Friday, December 21, 2007

Tsunami

A tsunami is a series of waves shaped when a body of water, such as an ocean, is rapidly displaced. Earthquakes, group movements above or below water, volcanic eruptions and other underwater explosions, landslides, large meteorite impacts and testing with nuclear weapons at sea all have the potential to produce a tsunami. The effects of a tsunami can range from imperceptible to devastating. The word tsunami comes from the Japanese words meaning harbor and wave. For the plural, one can either follow usual English practice and add an s, or use an invariable plural as in Japanese. The term was created by fishermen who returned to port to find the area neighboring their harbor devastated, although they had not been conscious of any wave in the open water. Tsunamis are general throughout Japanese history; approximately 195 events in Japan have been recorded.

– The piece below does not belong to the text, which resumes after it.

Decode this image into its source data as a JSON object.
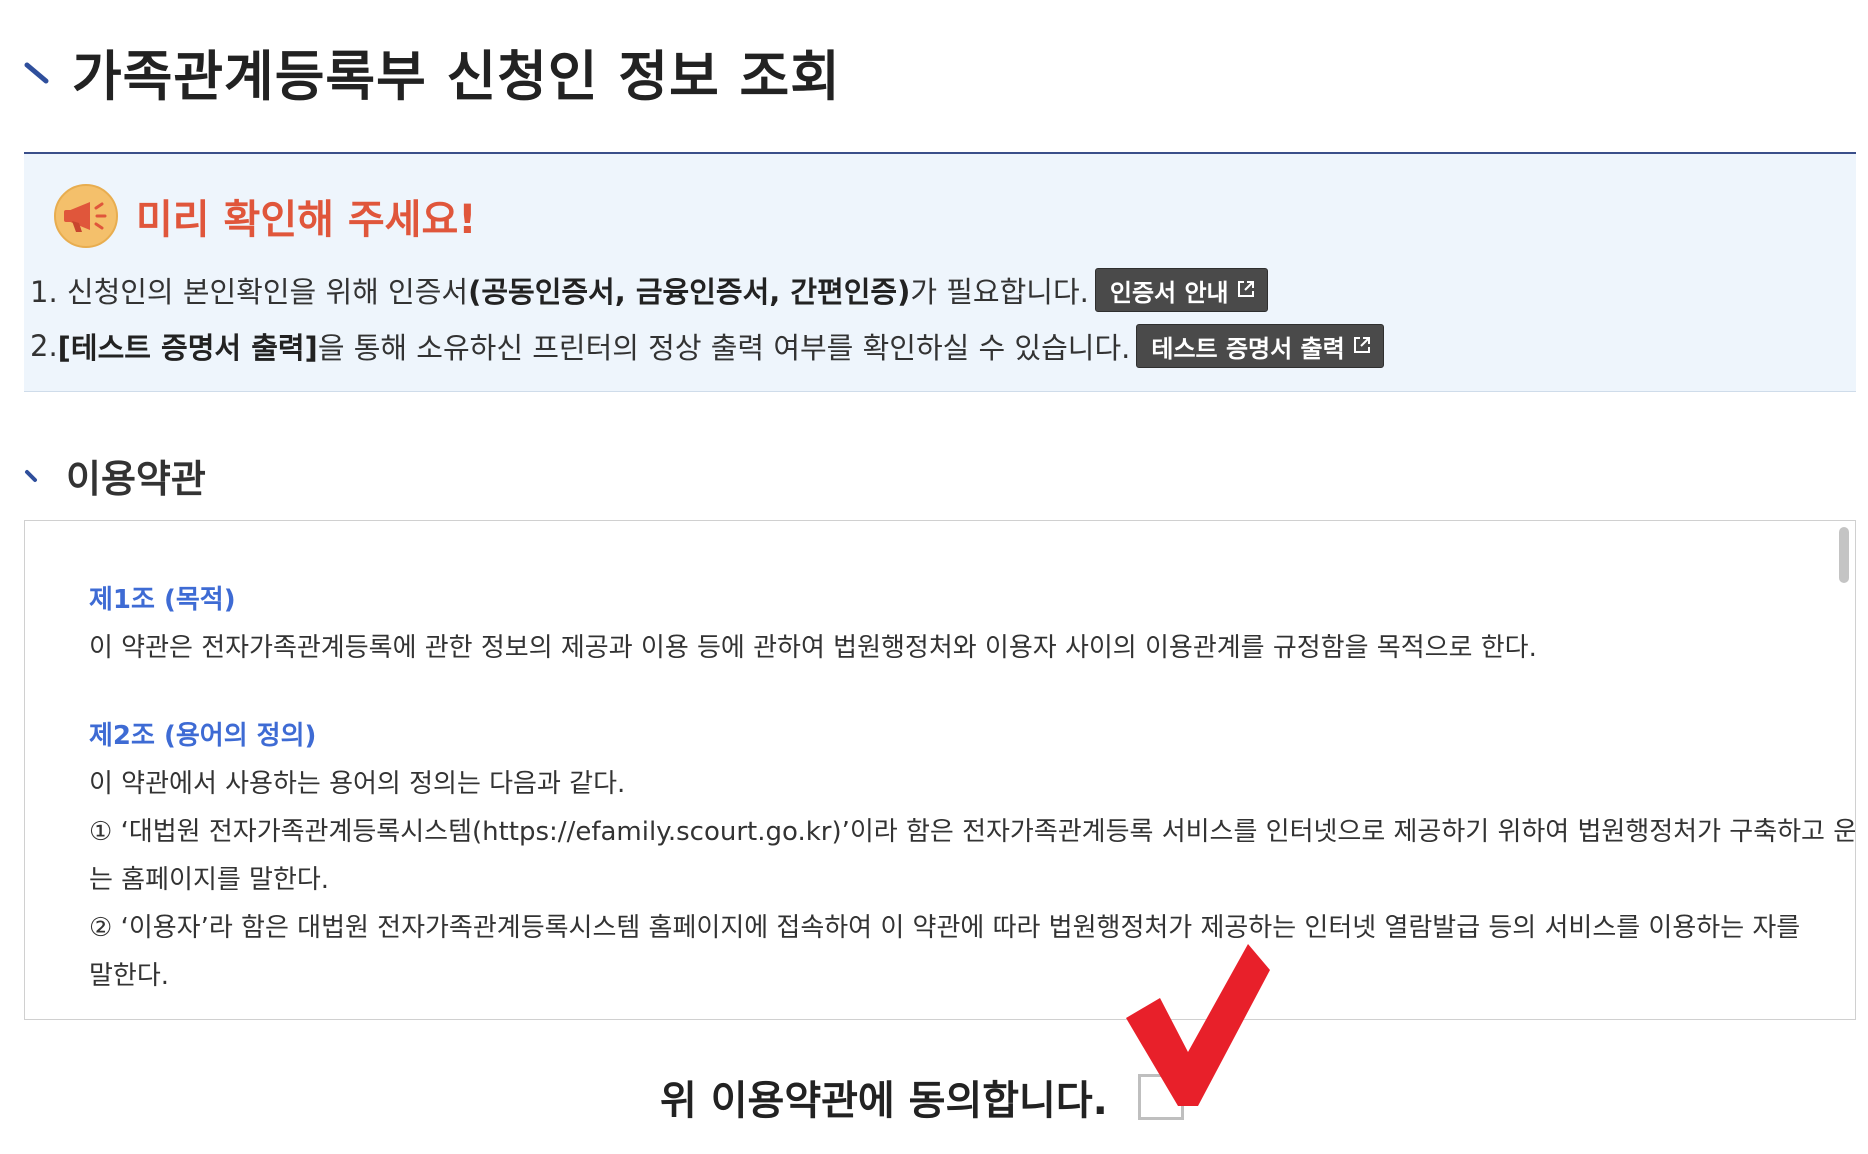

A tsunami has a much smaller amplitude (wave height) offshore, and a very long wavelength, which is why they generally pass unobserved at sea, forming only a passing bulge in the ocean. Tsunami have been historically referred to as tidal waves because as they approach land, they take on the characteristics of a vicious onrushing tide rather than the sort of cresting waves that are formed by wind action upon the ocean. Since they are not really related to tides the term is considered misleading and its treatment is discouraged by oceanographers.

Monday, December 17, 2007

Resistance

Electrical resistance is a compute of the degree to which an object opposes an electric current through it. The SI unit of electrical resistance is the ohm. Its reciprocal quantity is electrical conductance calculated in siemens. Electrical resistance shares some conceptual parallels with the mechanical notion of friction.

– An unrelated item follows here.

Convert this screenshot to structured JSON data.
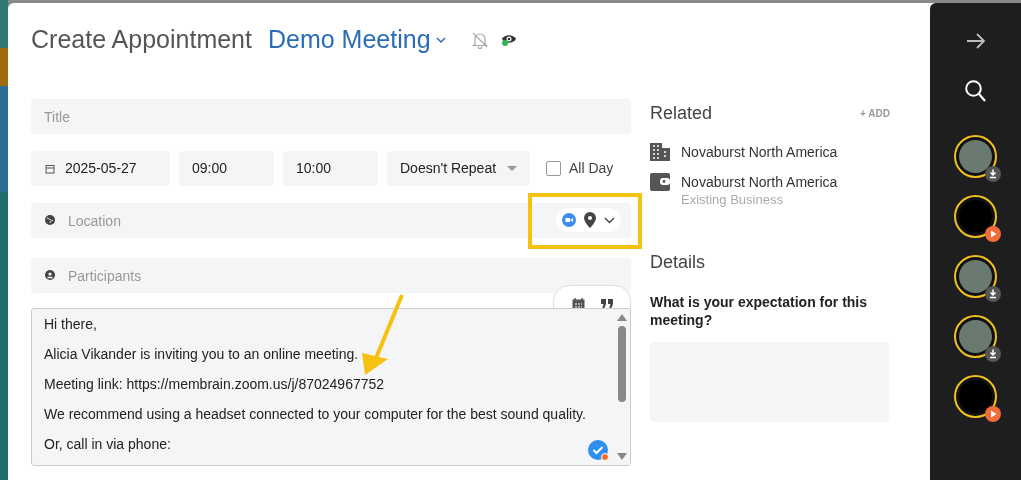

The resistance of an object determines the amount of current through the object for a known voltage across the object I=V/R, where R is the resistance of the object, measured in ohms, equivalent to J•s/C2, V is the voltage across the object, measured in volts, I is the current through the object, measured in amperes. In metals, the Fermi level lies in the conduction band giving rise to free transfer electrons. However, in semiconductors the position of the fermi level is within the band gap, closely half way between the conduction band minimum and valence band maximum for intrinsic semiconductors.